Pada usia yang begitu muda, Dudung harus memikul tanggung jawab yang besar. Kepergian ayahnya menjadi titik balik dalam hidupnya, membangkitkan tekad untuk membantu keluarganya keluar dari jerat kemiskinan.

Ibunya, yang menjadi satu-satunya tulang punggung keluarga, bekerja keras untuk menghidupi delapan anaknya. Mereka hidup dalam keterbatasan. Bahkan Jenderal Dudung merupakan keturunan Sunan Gunung Jati.

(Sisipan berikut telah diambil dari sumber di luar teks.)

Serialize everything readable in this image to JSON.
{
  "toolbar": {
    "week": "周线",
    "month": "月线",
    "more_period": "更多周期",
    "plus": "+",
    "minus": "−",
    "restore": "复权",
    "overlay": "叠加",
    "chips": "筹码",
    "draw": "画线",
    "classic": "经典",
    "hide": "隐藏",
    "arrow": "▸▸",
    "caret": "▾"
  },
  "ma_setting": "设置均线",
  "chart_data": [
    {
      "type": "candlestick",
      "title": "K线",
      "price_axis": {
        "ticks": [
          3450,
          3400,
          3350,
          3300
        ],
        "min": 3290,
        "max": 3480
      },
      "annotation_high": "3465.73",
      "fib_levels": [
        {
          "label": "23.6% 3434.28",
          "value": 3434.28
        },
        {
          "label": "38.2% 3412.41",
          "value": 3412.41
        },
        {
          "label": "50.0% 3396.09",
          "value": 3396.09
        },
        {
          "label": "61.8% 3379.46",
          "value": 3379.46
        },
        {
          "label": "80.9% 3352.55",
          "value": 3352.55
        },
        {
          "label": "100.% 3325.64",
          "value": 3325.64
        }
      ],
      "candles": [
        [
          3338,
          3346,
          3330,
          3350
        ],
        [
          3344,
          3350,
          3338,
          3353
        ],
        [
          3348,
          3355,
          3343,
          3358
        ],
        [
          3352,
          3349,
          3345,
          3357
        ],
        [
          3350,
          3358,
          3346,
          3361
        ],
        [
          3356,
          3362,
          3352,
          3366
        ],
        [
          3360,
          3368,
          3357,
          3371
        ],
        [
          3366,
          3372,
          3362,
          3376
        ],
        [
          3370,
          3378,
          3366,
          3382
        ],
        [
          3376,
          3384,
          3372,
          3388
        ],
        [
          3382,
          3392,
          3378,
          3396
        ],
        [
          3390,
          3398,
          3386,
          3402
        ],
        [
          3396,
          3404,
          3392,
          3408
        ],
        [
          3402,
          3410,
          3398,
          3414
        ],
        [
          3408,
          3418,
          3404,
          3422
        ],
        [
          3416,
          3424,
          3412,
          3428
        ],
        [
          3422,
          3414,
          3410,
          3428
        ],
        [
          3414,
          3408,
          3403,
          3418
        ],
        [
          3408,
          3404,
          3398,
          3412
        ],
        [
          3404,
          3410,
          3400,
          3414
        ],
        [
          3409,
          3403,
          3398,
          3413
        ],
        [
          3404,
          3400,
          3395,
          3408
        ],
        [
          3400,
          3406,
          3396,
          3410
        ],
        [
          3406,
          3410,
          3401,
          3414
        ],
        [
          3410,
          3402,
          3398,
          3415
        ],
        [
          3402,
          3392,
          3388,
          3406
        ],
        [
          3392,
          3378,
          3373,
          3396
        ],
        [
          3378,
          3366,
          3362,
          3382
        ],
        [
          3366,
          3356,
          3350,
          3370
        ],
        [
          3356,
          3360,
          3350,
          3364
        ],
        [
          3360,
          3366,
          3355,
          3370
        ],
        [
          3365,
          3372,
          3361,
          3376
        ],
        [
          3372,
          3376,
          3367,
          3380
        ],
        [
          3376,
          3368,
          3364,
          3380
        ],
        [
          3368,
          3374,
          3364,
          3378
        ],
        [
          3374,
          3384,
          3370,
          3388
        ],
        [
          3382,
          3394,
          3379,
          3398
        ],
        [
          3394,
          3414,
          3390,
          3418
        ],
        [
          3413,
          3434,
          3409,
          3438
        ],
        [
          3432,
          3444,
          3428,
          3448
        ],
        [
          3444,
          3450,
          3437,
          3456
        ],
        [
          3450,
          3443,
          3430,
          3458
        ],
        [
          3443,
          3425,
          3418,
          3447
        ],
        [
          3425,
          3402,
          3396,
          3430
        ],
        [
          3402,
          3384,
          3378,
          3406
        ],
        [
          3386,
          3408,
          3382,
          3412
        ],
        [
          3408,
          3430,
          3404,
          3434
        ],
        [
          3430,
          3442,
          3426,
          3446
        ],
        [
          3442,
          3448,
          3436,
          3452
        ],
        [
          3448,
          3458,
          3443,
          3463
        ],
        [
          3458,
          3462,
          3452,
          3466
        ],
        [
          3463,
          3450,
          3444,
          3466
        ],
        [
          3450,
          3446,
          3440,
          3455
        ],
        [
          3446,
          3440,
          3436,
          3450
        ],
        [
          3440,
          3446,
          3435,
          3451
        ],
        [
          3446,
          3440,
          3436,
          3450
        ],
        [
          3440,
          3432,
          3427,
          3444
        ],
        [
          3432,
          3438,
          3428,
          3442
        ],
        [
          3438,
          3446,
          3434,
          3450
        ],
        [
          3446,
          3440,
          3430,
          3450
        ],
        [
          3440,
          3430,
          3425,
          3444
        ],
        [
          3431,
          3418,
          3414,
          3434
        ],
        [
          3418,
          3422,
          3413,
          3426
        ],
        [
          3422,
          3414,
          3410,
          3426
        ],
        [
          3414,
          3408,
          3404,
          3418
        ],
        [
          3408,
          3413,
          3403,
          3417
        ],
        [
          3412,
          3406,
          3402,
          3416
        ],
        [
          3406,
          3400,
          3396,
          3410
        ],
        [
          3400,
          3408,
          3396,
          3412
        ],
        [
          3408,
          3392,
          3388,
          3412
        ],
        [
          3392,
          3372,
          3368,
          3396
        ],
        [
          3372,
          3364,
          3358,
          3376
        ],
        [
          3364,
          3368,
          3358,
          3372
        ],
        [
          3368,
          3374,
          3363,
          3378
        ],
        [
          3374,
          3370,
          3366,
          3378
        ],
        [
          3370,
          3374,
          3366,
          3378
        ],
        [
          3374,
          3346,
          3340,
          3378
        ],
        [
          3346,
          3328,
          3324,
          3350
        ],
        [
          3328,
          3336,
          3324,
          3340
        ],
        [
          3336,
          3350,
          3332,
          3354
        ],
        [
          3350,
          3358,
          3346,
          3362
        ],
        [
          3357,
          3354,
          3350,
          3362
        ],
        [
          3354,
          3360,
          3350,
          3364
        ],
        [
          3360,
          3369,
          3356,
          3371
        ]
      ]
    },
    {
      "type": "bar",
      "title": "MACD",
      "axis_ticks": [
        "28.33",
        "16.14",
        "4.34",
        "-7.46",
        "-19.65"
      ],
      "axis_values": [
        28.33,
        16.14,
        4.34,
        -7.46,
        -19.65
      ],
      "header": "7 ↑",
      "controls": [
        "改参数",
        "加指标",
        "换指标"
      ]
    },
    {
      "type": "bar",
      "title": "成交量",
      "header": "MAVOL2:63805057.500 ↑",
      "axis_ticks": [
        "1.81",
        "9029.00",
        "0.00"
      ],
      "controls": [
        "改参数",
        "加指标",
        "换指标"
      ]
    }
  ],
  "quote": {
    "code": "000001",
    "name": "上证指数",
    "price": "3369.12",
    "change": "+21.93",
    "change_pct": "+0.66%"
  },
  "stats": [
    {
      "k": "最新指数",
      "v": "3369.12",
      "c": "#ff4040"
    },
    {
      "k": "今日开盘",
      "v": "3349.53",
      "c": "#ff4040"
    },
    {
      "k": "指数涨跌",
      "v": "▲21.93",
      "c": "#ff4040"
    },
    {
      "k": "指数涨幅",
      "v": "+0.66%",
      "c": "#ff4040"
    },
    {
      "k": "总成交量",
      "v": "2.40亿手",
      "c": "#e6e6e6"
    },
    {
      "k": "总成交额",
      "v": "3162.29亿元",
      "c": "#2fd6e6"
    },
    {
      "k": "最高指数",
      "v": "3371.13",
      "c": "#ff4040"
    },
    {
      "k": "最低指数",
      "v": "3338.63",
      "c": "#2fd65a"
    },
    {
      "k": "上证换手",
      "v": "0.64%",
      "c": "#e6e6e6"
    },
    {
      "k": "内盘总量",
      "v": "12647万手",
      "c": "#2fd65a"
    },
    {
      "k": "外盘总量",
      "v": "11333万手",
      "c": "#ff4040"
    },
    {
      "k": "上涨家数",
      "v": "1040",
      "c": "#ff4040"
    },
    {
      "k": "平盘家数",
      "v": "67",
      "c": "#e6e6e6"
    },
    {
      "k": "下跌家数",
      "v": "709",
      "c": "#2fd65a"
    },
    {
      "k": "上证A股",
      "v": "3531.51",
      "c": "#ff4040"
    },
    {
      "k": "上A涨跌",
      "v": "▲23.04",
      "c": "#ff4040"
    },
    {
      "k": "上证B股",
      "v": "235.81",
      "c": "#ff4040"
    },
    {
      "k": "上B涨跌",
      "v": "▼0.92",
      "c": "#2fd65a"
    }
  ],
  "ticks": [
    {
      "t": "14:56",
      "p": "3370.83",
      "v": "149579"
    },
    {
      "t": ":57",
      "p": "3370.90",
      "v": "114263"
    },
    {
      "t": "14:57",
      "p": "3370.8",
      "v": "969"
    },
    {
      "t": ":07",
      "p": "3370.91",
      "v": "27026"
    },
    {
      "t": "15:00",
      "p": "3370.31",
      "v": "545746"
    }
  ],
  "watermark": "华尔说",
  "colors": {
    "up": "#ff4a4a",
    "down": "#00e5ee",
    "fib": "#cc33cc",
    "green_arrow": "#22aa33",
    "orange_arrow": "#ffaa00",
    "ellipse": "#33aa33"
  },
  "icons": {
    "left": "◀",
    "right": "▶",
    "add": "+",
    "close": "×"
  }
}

Dikutip dari podcast YouTube di tniad.mil.id berjudul Mengenal Sosok KSAD Jenderal TNI Dudung Abdurachman. Dudung remaja saat itu menyaksikan dengan mata kepala sendiri betapa beratnya perjuangan sang ibu, dan ia merasa terdorong untuk turut membantu.

“Saya berpikir waktu itu bagaimana harus menopang ekonomi, sementara saya itu ya juga harus sekolah,” kata Dudung memberi kuliah umum di Universitas Andalas bertajuk ‘Penguatan Wawasan Kebangsaan dalam Implementasi Merdeka Belajar Kampus Merdeka”.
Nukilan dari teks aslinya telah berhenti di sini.